Franklin v. Kansas Department of Corrections

ORDER AND JUDGMENT*

CARLOS F. LUCERO, Circuit Judge.

Edward Franklin appeals the dismissal of his civil rights complaint under 42 *733U.S.C. § 1983. We have jurisdiction under 28 U.S.C. § 1291. We AFFIRM the dismissal of Franklin’s claims, but we REMAND to the district court to clarify the terms of dismissal of his state law claims.

I

At the times relevant to this action, Franklin was incarcerated at Lansing Correctional Facility (LCF) and Hutchinson Correctional Facility (HCF) in Kansas. In March 2001, while he was working in a prison job at LCF, Franklin injured his lower back. Over the next two years, he was examined and treated by various prison medical personnel. However, Franklin continued to complain of constant back pain, and he repeatedly requested to be referred to an outside specialist. His requests were refused.

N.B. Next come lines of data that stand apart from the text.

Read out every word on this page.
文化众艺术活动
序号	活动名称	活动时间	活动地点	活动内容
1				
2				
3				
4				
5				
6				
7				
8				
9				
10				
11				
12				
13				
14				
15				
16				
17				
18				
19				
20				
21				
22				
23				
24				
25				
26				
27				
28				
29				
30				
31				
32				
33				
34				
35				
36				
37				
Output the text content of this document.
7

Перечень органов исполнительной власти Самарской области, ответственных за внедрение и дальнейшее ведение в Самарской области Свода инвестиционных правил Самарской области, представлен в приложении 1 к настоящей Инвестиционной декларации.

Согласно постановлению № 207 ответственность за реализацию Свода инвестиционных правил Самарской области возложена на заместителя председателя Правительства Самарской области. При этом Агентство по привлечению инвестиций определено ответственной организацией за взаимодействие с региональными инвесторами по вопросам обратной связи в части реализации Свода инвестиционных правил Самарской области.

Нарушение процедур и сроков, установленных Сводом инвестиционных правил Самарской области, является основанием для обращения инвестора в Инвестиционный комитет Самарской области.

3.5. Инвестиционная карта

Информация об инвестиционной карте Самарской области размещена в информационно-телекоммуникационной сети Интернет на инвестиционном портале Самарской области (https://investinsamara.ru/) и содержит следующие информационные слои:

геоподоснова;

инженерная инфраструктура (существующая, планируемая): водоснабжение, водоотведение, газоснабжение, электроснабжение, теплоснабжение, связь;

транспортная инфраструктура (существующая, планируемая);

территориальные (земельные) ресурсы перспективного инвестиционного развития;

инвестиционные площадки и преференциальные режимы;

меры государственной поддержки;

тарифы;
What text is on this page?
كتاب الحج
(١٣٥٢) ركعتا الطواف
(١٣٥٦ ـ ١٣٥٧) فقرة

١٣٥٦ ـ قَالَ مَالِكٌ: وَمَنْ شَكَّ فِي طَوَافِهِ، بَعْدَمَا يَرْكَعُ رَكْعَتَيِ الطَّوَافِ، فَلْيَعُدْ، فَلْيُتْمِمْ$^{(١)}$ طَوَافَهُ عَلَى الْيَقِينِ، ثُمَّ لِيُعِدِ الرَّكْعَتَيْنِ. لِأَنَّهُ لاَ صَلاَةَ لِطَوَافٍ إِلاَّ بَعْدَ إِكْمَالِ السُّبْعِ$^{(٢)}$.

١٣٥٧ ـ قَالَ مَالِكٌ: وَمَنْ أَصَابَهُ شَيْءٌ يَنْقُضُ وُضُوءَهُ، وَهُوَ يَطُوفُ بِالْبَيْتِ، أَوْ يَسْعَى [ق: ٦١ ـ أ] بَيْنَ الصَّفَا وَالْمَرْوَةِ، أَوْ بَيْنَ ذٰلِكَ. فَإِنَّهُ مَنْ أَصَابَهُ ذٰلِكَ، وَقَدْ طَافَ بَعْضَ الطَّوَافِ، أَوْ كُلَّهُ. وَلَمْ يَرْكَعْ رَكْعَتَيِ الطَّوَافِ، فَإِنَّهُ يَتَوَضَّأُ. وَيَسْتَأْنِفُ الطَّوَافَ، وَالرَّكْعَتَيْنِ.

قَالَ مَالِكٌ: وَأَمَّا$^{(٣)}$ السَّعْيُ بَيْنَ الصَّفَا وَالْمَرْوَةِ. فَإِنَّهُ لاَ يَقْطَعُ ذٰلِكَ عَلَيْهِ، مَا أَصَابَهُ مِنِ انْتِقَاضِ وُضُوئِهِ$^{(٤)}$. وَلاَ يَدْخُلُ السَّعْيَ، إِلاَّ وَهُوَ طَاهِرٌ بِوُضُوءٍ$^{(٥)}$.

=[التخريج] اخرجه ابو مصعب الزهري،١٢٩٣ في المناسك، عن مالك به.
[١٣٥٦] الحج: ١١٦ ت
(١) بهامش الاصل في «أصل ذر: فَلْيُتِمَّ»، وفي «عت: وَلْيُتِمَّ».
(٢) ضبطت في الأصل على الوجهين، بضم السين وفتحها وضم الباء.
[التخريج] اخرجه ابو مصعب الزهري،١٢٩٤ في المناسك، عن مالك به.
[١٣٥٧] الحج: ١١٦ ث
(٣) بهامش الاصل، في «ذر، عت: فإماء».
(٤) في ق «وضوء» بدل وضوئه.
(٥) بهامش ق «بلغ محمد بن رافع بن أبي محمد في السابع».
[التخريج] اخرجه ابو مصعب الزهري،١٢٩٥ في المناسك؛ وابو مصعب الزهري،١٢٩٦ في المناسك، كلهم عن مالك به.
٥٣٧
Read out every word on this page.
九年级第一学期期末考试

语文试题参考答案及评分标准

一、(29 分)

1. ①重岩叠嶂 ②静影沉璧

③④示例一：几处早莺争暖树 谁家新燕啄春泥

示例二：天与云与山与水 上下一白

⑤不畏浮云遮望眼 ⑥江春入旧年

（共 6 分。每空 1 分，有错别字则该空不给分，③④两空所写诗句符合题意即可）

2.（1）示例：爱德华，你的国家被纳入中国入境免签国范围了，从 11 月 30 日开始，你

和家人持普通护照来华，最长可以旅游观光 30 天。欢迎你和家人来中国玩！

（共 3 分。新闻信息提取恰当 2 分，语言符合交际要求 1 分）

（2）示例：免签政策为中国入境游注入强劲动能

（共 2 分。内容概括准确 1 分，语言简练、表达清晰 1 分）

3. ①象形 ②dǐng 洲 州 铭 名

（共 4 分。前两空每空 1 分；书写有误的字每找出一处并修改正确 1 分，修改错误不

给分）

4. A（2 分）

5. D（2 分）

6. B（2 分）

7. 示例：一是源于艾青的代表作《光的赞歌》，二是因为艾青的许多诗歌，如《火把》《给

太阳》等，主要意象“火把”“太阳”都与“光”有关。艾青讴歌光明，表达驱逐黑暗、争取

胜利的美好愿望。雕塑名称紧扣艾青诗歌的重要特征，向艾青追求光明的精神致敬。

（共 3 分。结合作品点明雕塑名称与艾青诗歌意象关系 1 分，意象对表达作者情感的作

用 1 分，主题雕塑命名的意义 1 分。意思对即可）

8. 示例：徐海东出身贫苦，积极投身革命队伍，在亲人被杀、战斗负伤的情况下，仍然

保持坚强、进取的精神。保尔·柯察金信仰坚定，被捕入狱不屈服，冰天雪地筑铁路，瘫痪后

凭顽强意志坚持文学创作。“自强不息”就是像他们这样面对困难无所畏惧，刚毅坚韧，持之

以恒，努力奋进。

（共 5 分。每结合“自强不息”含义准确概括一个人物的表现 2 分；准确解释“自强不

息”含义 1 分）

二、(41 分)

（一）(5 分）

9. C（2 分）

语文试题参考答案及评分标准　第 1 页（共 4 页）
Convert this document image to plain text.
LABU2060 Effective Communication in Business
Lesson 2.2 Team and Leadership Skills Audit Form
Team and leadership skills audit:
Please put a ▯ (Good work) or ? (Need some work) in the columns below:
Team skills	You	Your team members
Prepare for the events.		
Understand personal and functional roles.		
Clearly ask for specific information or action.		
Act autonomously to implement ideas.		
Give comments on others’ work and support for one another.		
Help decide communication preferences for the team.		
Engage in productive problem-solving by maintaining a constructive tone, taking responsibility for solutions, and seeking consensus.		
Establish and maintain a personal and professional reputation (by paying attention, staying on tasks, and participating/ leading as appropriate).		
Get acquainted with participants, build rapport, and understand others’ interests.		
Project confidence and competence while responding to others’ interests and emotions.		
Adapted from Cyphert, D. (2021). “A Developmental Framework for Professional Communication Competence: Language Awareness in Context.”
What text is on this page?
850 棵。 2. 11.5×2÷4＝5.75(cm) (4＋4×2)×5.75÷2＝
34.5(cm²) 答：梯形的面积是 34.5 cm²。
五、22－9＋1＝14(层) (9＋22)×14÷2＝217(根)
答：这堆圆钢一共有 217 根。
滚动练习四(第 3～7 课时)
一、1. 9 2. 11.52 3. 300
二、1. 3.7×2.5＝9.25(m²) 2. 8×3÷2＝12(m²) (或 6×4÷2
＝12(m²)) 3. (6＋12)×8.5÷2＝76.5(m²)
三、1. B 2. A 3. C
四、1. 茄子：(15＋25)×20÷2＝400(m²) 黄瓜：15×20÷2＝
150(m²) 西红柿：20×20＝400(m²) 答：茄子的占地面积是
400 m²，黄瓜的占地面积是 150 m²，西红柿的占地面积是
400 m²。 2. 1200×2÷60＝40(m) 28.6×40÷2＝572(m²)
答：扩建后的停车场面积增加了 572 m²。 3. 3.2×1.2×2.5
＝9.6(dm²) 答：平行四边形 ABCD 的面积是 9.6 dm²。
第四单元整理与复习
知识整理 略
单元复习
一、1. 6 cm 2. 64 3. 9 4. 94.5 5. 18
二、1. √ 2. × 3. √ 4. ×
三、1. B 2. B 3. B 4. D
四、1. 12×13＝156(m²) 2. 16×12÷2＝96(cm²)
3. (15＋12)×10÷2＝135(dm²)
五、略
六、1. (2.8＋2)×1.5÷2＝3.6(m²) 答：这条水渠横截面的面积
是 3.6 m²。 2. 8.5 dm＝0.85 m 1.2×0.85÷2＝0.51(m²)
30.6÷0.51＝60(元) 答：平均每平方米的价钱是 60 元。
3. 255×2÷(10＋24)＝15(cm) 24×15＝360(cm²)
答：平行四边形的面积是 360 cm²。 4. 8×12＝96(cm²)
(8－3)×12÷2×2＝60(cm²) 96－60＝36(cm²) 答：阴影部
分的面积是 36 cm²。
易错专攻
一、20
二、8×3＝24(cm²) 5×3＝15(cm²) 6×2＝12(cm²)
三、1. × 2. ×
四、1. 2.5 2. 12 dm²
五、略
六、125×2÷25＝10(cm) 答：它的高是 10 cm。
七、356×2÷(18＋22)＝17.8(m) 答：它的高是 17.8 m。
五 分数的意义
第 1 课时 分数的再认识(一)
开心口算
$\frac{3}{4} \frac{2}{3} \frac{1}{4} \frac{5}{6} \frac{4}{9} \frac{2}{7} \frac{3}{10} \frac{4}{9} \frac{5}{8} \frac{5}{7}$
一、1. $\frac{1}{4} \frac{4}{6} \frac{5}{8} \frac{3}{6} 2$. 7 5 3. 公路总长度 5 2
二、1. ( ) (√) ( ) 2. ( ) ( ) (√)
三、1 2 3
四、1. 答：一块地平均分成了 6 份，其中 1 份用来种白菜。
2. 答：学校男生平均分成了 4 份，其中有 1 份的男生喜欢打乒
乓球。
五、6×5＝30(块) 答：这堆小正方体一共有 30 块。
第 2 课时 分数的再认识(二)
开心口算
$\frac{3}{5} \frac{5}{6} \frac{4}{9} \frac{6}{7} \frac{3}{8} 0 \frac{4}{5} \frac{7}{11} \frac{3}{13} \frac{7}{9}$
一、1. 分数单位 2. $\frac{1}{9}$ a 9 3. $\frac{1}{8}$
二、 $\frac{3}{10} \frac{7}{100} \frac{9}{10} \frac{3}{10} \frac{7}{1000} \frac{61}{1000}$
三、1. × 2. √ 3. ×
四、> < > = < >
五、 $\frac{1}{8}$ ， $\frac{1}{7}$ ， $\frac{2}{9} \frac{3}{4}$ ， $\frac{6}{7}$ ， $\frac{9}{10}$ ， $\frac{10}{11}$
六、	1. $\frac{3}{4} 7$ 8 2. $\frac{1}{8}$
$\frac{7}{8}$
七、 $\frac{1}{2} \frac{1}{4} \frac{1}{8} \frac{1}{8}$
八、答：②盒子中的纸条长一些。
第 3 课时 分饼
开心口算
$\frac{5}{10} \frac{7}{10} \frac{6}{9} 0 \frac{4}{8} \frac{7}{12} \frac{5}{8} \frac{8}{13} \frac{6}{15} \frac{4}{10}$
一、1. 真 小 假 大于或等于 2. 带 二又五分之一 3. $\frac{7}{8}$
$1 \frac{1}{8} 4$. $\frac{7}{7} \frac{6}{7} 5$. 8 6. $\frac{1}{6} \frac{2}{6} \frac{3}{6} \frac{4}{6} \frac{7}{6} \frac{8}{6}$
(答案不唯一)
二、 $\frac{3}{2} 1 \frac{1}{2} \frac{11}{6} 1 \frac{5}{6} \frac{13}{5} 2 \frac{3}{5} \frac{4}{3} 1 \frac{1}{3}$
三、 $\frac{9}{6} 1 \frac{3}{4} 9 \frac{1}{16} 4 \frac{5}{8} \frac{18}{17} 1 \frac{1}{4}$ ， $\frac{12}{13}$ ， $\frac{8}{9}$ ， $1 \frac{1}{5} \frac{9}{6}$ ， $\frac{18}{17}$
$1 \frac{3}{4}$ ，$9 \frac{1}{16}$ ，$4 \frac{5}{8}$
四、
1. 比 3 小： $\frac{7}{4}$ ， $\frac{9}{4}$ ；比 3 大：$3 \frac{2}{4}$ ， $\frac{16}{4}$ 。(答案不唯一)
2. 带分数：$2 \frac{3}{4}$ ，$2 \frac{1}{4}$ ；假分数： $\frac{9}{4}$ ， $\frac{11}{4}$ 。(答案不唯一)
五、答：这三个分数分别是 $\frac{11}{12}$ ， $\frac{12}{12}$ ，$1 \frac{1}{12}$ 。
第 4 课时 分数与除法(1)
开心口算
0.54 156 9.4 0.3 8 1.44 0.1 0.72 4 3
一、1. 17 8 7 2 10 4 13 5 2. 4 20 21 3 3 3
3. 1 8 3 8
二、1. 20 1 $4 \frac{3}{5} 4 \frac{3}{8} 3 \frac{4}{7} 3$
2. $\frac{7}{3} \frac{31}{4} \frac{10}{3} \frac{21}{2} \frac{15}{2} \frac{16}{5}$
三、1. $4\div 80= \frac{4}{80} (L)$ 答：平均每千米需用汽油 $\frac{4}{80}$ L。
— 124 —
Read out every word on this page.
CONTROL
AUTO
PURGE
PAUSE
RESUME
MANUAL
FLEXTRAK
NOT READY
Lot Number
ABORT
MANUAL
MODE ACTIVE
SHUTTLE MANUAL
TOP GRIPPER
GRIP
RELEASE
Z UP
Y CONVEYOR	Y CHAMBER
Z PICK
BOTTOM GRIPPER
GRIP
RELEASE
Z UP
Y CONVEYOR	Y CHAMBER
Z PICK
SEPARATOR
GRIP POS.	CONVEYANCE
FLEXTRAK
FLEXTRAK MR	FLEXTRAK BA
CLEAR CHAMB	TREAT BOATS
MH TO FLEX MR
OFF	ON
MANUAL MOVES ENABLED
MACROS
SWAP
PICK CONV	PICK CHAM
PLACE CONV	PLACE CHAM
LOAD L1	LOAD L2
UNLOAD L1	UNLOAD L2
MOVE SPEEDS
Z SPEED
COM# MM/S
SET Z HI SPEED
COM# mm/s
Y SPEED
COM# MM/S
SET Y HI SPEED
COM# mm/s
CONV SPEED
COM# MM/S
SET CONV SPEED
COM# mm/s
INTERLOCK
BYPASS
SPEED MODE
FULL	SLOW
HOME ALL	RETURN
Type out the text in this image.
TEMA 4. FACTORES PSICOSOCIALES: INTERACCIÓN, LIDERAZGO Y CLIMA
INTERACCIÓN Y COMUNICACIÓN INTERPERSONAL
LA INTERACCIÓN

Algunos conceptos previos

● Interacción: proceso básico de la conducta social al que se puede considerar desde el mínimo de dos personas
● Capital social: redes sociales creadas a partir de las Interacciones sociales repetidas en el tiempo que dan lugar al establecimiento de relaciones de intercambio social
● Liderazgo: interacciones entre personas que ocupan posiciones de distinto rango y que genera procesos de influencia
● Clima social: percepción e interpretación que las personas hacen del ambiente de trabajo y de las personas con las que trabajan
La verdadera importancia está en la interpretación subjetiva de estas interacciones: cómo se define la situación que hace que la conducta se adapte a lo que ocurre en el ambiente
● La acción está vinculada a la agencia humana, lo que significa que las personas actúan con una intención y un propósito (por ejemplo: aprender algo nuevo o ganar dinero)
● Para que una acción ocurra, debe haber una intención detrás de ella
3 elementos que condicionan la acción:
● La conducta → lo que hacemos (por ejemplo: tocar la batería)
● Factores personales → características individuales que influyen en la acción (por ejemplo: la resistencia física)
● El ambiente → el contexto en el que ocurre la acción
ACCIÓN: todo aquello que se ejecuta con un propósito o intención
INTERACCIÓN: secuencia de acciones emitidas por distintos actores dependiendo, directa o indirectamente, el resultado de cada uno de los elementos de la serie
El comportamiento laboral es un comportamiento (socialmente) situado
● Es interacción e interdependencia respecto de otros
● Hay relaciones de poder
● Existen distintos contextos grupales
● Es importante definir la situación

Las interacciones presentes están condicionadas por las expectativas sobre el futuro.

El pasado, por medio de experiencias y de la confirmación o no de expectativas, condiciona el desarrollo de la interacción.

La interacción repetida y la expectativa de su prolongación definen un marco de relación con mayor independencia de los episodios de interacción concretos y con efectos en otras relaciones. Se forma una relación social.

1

On February 19, 2003, FranMin filed an action under 42 U.S.C. § 1983 against a myriad of defendants. The court ordered Franklin to show cause why his complaint should not be dismissed for failure to exhaust his administrative remedies. Franklin then filed a motion for leave to file supplemental complaint and a supplemental complaint. He also filed a formal response to the order to show cause, a motion requesting leave to amend the complaint, and a second amended complaint. This second amended complaint set forth claims alleging that prison officials failed to adopt policies and procedures for workplace safety training and inspection, claims alleging the breach of contracts to which Franklin was a third-party beneficiary, and claims concerning the continued denial of medical treatment by a specialist.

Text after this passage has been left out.